ごあいさつ

-常にお客様の立場に立って、的確で適正なサービスを提供してまいります-

日本では2011年に人口減少が現実のもの(総務省統計局 「人口推計」より)となりました。このことが日本の雇用社会にも大きな影響を及ぼしているように思います。
1990年代初頭のバブル崩壊以降、終身雇用・年功序列型賃金といった日本的な雇用管理手法に疑問が呈され、成果に応じた処遇や、経営戦略と密接に関連した人事戦略を実施することにより、人事制度の「改革」が図られてきました。
どのような対策が自社にとって適切なのかという、いわば模索が続いてきた状況に加え、人口減少社会が到来したことで、これまで以上に難しい事態に対応していかなければならなくなったといえるでしょう。

人口が減っていく社会における人事労務管理で留意すべき点については、次のようなことが挙げられると考えます。

  • 国の政策が出産育児・介護についてより一層の対処を求めているように、一人一人の労働者がこれまで以上に大きな家庭責任を負うことを前提とした人事労務管理を検討していく必要があること。
  • 労働力人口が減少するため、伝統的な日本的雇用慣行では中核的な労働力として考慮されてこなかった人材層(女性・外国人等)の積極的な活用を検討する必要性が高まっていること。

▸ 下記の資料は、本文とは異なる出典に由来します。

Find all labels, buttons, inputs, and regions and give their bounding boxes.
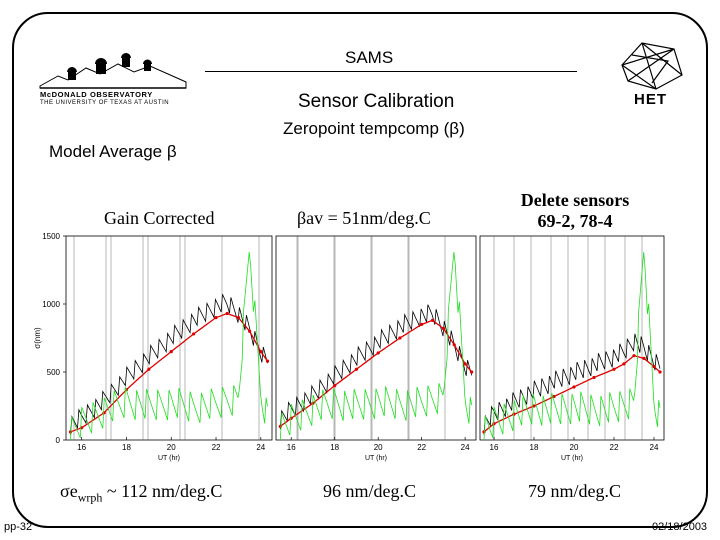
series-line bbox=[70, 294, 268, 435]
mcdonald-logo-line1: McDONALD OBSERVATORY bbox=[40, 90, 153, 99]
x-tick-label: 22 bbox=[610, 443, 619, 452]
series-line bbox=[70, 252, 268, 441]
x-tick-label: 24 bbox=[461, 443, 470, 452]
series-point bbox=[376, 351, 380, 355]
panel-frame bbox=[65, 235, 273, 441]
series-point bbox=[430, 318, 435, 322]
x-tick-label: 20 bbox=[167, 443, 176, 452]
sigma-subscript: wrph bbox=[77, 490, 103, 505]
series-point bbox=[102, 411, 106, 415]
series-point bbox=[441, 326, 445, 331]
slide-date: 02/18/2003 bbox=[652, 521, 708, 533]
series-point bbox=[147, 367, 151, 371]
series-point bbox=[612, 367, 616, 371]
series-point bbox=[658, 370, 662, 374]
sigma-prefix: σe bbox=[60, 481, 78, 501]
sigma-value: ~ 112 nm/deg.C bbox=[102, 481, 223, 501]
series-point bbox=[622, 362, 626, 366]
het-logo-text: HET bbox=[634, 91, 667, 108]
delete-sensors-label: Delete sensors 69-2, 78-4 bbox=[500, 190, 650, 232]
slide-frame bbox=[12, 12, 708, 528]
gain-corrected-label: Gain Corrected bbox=[104, 208, 215, 228]
x-axis-label: UT (hr) bbox=[561, 455, 583, 462]
mcdonald-observatory-logo bbox=[39, 53, 187, 89]
x-tick-label: 16 bbox=[490, 443, 499, 452]
series-point bbox=[492, 422, 496, 426]
series-point bbox=[470, 370, 474, 374]
series-line bbox=[483, 333, 661, 435]
series-point bbox=[192, 332, 196, 336]
y-tick-label: 1500 bbox=[42, 232, 60, 241]
series-point bbox=[532, 404, 536, 408]
series-point bbox=[652, 364, 656, 369]
series-point bbox=[259, 350, 263, 354]
sigma-center-label: 96 nm/deg.C bbox=[323, 481, 416, 501]
x-tick-label: 16 bbox=[77, 443, 86, 452]
title-underline bbox=[205, 71, 577, 72]
series-line bbox=[483, 355, 661, 433]
series-point bbox=[463, 362, 467, 366]
series-line bbox=[483, 252, 661, 441]
y-tick-label: 500 bbox=[47, 368, 61, 377]
y-tick-label: 1000 bbox=[42, 300, 60, 309]
slide-subtitle: Sensor Calibration bbox=[298, 91, 455, 112]
x-tick-label: 18 bbox=[330, 443, 339, 452]
series-point bbox=[354, 367, 359, 371]
series-point bbox=[398, 336, 402, 340]
series-point bbox=[236, 316, 241, 320]
series-point bbox=[642, 356, 646, 360]
series-line bbox=[279, 251, 473, 441]
series-point bbox=[68, 430, 73, 434]
het-telescope-logo bbox=[621, 42, 683, 90]
series-point bbox=[214, 316, 218, 320]
x-tick-label: 16 bbox=[287, 443, 296, 452]
x-tick-label: 18 bbox=[122, 443, 131, 452]
x-tick-label: 20 bbox=[570, 443, 579, 452]
delete-sensors-line2: 69-2, 78-4 bbox=[537, 211, 613, 231]
x-tick-label: 22 bbox=[417, 443, 426, 452]
x-tick-label: 24 bbox=[256, 443, 265, 452]
calibration-plots: σ(nm) 0 500 1000 1500 16 18 20 22 24 UT (hr) 16 18 20… bbox=[33, 232, 665, 462]
series-point bbox=[169, 350, 173, 354]
x-tick-label: 20 bbox=[374, 443, 383, 452]
slide-subheading: Zeropoint tempcomp (β) bbox=[283, 119, 465, 138]
series-point bbox=[289, 416, 293, 420]
sigma-right-label: 79 nm/deg.C bbox=[528, 481, 621, 501]
x-axis-label: UT (hr) bbox=[365, 455, 387, 462]
x-tick-label: 18 bbox=[530, 443, 539, 452]
series-point bbox=[225, 311, 229, 316]
mcdonald-logo-line2: THE UNIVERSITY OF TEXAS AT AUSTIN bbox=[40, 100, 170, 106]
panel-frame bbox=[275, 235, 477, 441]
x-tick-label: 24 bbox=[650, 443, 659, 452]
page-number: pp-32 bbox=[4, 521, 33, 533]
model-average-label: Model Average β bbox=[49, 142, 177, 161]
x-axis-label: UT (hr) bbox=[158, 455, 180, 462]
delete-sensors-line1: Delete sensors bbox=[520, 190, 630, 210]
series-point bbox=[572, 385, 576, 389]
series-point bbox=[632, 354, 636, 358]
series-line bbox=[70, 313, 269, 433]
series-point bbox=[420, 322, 424, 326]
panel-frame bbox=[479, 235, 665, 441]
series-line bbox=[279, 319, 473, 427]
beta-average-label: βav = 51nm/deg.C bbox=[297, 208, 431, 228]
series-point bbox=[265, 359, 270, 363]
y-tick-label: 0 bbox=[56, 436, 61, 445]
series-point bbox=[452, 343, 456, 347]
series-point bbox=[248, 329, 252, 333]
sigma-left-label: σewrph ~ 112 nm/deg.C bbox=[60, 481, 222, 506]
series-point bbox=[592, 375, 596, 380]
series-point bbox=[333, 384, 337, 388]
series-line bbox=[279, 304, 473, 430]
slide-title: SAMS bbox=[345, 48, 394, 67]
y-axis-label: σ(nm) bbox=[33, 327, 42, 349]
x-tick-label: 22 bbox=[212, 443, 221, 452]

つまり、様々な事情により仕事以外の役割についても相応の責任を持つ労働者への対応が強く求められるようになったのではないでしょうか。そしてそれは、これまでのように会社で大半の時間を費やすことを厭わないタイプの労働者だけを基幹的な業務に就けることが、だんだんと難しくなってくることを想像させます。
また、これまで基幹的な業務を担ってきた「日本人・男性」とは異なる、様々な労働者層が充分に能力を発揮できる環境を整えるために、多様な価値観を持つ労働者にも正面から向き合い、マネジメントしていく時代になってきているともいえるでしょう。

このような時代に必要な人事労務管理は、「集団的な労使関係管理から個別的な労使関係管理へ」という考え方からさらに進んで、「個別的な労使関係管理から労働者の多様性を理解・対処していく労使関係管理」であると考えています。

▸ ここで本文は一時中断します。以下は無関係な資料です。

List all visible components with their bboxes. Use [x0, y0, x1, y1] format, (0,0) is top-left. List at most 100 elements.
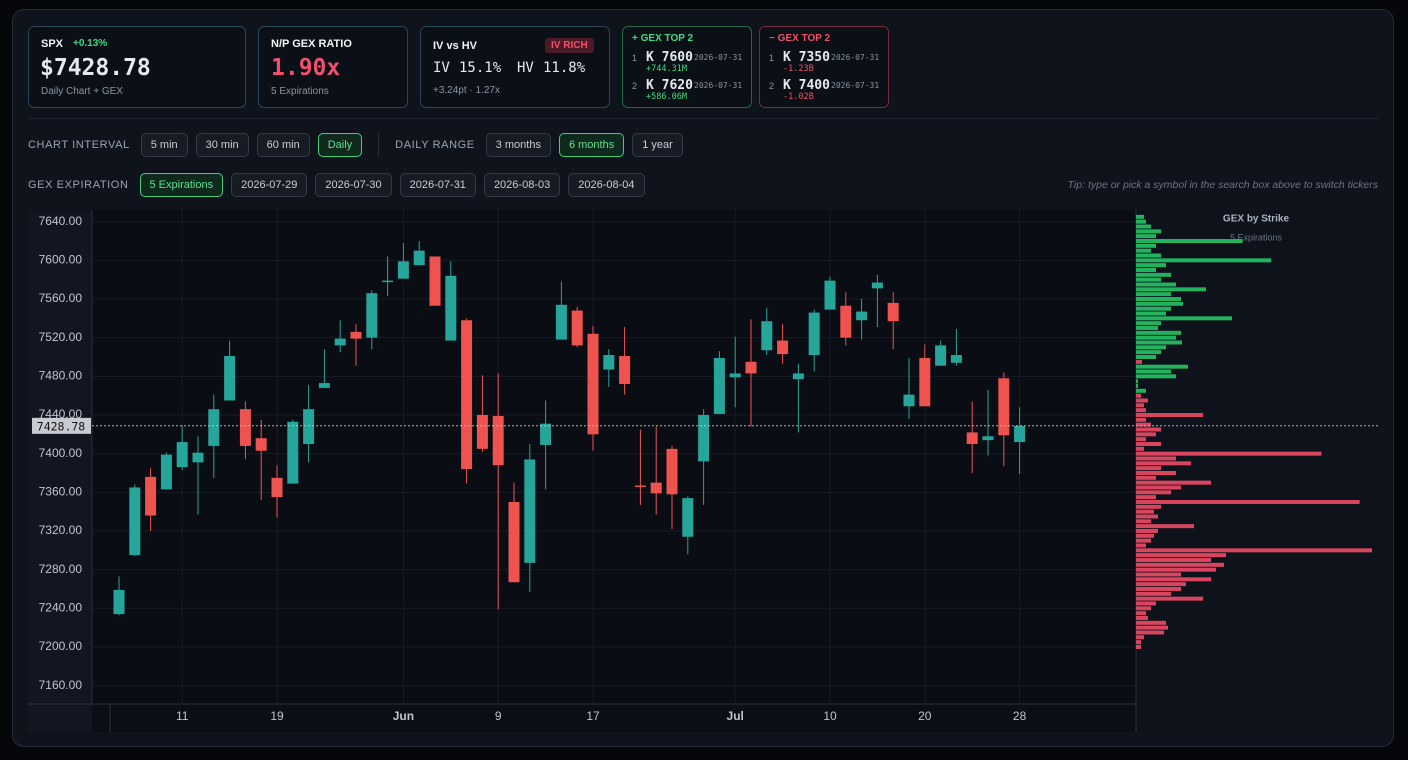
last-price-box — [32, 417, 91, 434]
option-button[interactable]: 2026-07-31 — [399, 173, 476, 197]
gex-bar — [1136, 238, 1243, 243]
gex-bar — [1136, 422, 1152, 427]
option-button[interactable]: Daily — [317, 133, 363, 157]
controls-row: GEX EXPIRATION 5 Expirations 2026-07-29 202… — [28, 173, 645, 197]
gex-bar — [1136, 499, 1360, 504]
candle-body — [919, 357, 931, 407]
candle-body — [208, 409, 220, 446]
option-button[interactable]: 6 months — [558, 133, 625, 157]
gex-bar — [1136, 354, 1156, 359]
x-tick-label: 17 — [586, 709, 600, 723]
gex-bar — [1136, 316, 1232, 321]
candle-body — [540, 423, 552, 445]
gex-subtitle: 5 Expirations — [1230, 232, 1283, 242]
gex-bar — [1136, 485, 1182, 490]
gex-bar — [1136, 533, 1154, 538]
gex-bar — [1136, 630, 1164, 635]
y-tick-label: 7160.00 — [39, 678, 83, 692]
gex-bar — [1136, 296, 1182, 301]
y-tick-label: 7600.00 — [39, 253, 83, 267]
gex-bar — [1136, 267, 1156, 272]
candle-body — [303, 409, 315, 444]
x-tick-label: 28 — [1013, 709, 1027, 723]
gex-bar — [1136, 364, 1188, 369]
gex-bar — [1136, 456, 1176, 461]
gex-bar — [1136, 640, 1142, 645]
gex-bar — [1136, 577, 1212, 582]
candle-body — [619, 356, 631, 385]
gex-bar — [1136, 258, 1272, 263]
candle-body — [350, 331, 362, 339]
tip: Tip: type or pick a symbol in the search… — [1067, 179, 1378, 191]
gex-bar — [1136, 582, 1186, 587]
candle-body — [966, 432, 978, 444]
iv: 15.1% — [459, 60, 502, 76]
hv: 11.8% — [543, 60, 586, 76]
gex-bar — [1136, 359, 1142, 364]
gex-bar — [1136, 301, 1184, 306]
gex-bar — [1136, 446, 1144, 451]
badge: IV RICH — [545, 38, 594, 53]
gex-bar — [1136, 437, 1146, 442]
candle-body — [903, 394, 915, 407]
plot-bg — [92, 210, 1136, 704]
gex-bar — [1136, 548, 1372, 553]
candle-body — [492, 415, 504, 466]
subtitle: Daily Chart + GEX — [41, 86, 123, 97]
option-button[interactable]: 2026-07-29 — [231, 173, 308, 197]
candle-body — [508, 501, 520, 583]
gex-bar — [1136, 601, 1156, 606]
candle-body — [476, 414, 488, 449]
change: +0.13% — [73, 38, 108, 49]
gex: +744.31M — [646, 64, 687, 74]
candle-body — [461, 320, 473, 470]
option-button[interactable]: 30 min — [195, 133, 249, 157]
option-button[interactable]: 2026-07-30 — [315, 173, 392, 197]
gex-bar — [1136, 311, 1166, 316]
y-tick-label: 7360.00 — [39, 484, 83, 498]
candle-body — [397, 261, 409, 279]
gex: +586.06M — [646, 92, 687, 102]
gex-bar — [1136, 224, 1152, 229]
x-tick-label: 19 — [270, 709, 284, 723]
gex-bar — [1136, 398, 1148, 403]
x-tick-label: 10 — [823, 709, 837, 723]
option-button[interactable]: 60 min — [256, 133, 310, 157]
gex-bar — [1136, 504, 1162, 509]
option-button[interactable]: 2026-08-03 — [483, 173, 561, 197]
gex-bar — [1136, 427, 1162, 432]
option-button[interactable]: 3 months — [485, 133, 551, 157]
candle-body — [840, 305, 852, 338]
gex-bar — [1136, 615, 1148, 620]
gex-bar — [1136, 321, 1162, 326]
gex-title: GEX by Strike — [1223, 214, 1290, 225]
gex-bar — [1136, 369, 1172, 374]
candle-body — [761, 321, 773, 351]
control-label: GEX EXPIRATION — [28, 179, 129, 191]
candle-body — [713, 357, 725, 415]
title: IV vs HV — [433, 40, 478, 52]
candle-body — [224, 356, 236, 401]
spot-card: SPX +0.13% $7428.78 Daily Chart + GEX — [28, 26, 246, 108]
option-button[interactable]: 5 Expirations — [139, 173, 224, 197]
gex-bar — [1136, 567, 1216, 572]
y-tick-label: 7200.00 — [39, 639, 83, 653]
title: N/P GEX RATIO — [271, 38, 352, 50]
option-button[interactable]: 1 year — [632, 133, 683, 157]
candle-body — [271, 477, 283, 498]
candle-body — [634, 485, 646, 488]
candle-body — [429, 256, 441, 306]
gex-bar — [1136, 572, 1182, 577]
candle-body — [145, 476, 157, 516]
gex-bar — [1136, 248, 1152, 253]
y-tick-label: 7400.00 — [39, 446, 83, 460]
gex-bar — [1136, 538, 1152, 543]
candle-body — [729, 373, 741, 378]
option-button[interactable]: 5 min — [140, 133, 188, 157]
gex-bar — [1136, 495, 1156, 500]
separator — [378, 133, 380, 157]
option-button[interactable]: 2026-08-04 — [568, 173, 645, 197]
rank: 2 — [632, 81, 638, 91]
gex-bar — [1136, 335, 1176, 340]
title: + GEX TOP 2 — [632, 33, 694, 44]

そのために必要なことは、自社の強み・弱み、機会・脅威といった内外の経営環境を的確に把握するだけでなく、これまで以上に労働者の個別のニーズに耳を傾け、深く理解することであると考えます。ある労働者にとって重要な問題は、その背後にある多くの労働者が求める人事労務管理上の課題を把握することにつながるのではないでしょうか。


当事務所では、関与先様の状況を丁寧にお伺いし、正確に理解することを通じて、関与先様の個々の実情に応じた対応を検討します。その際に重要な視点は、これまでと同様に次の三点であると考えております。

  • 関与先それぞれの多様な状況を把握したうえでの的確な課題認識
  • 人事労務管理のプロとしての専門性に裏付けられた質の高い解決案の提示
  • 法や社会規範に則った適正な業務遂行

これらの視点を意識して、多様で複雑な課題に対処すべく業務に精励して参ります。今後ともどうぞ宜しくお願い申し上げます。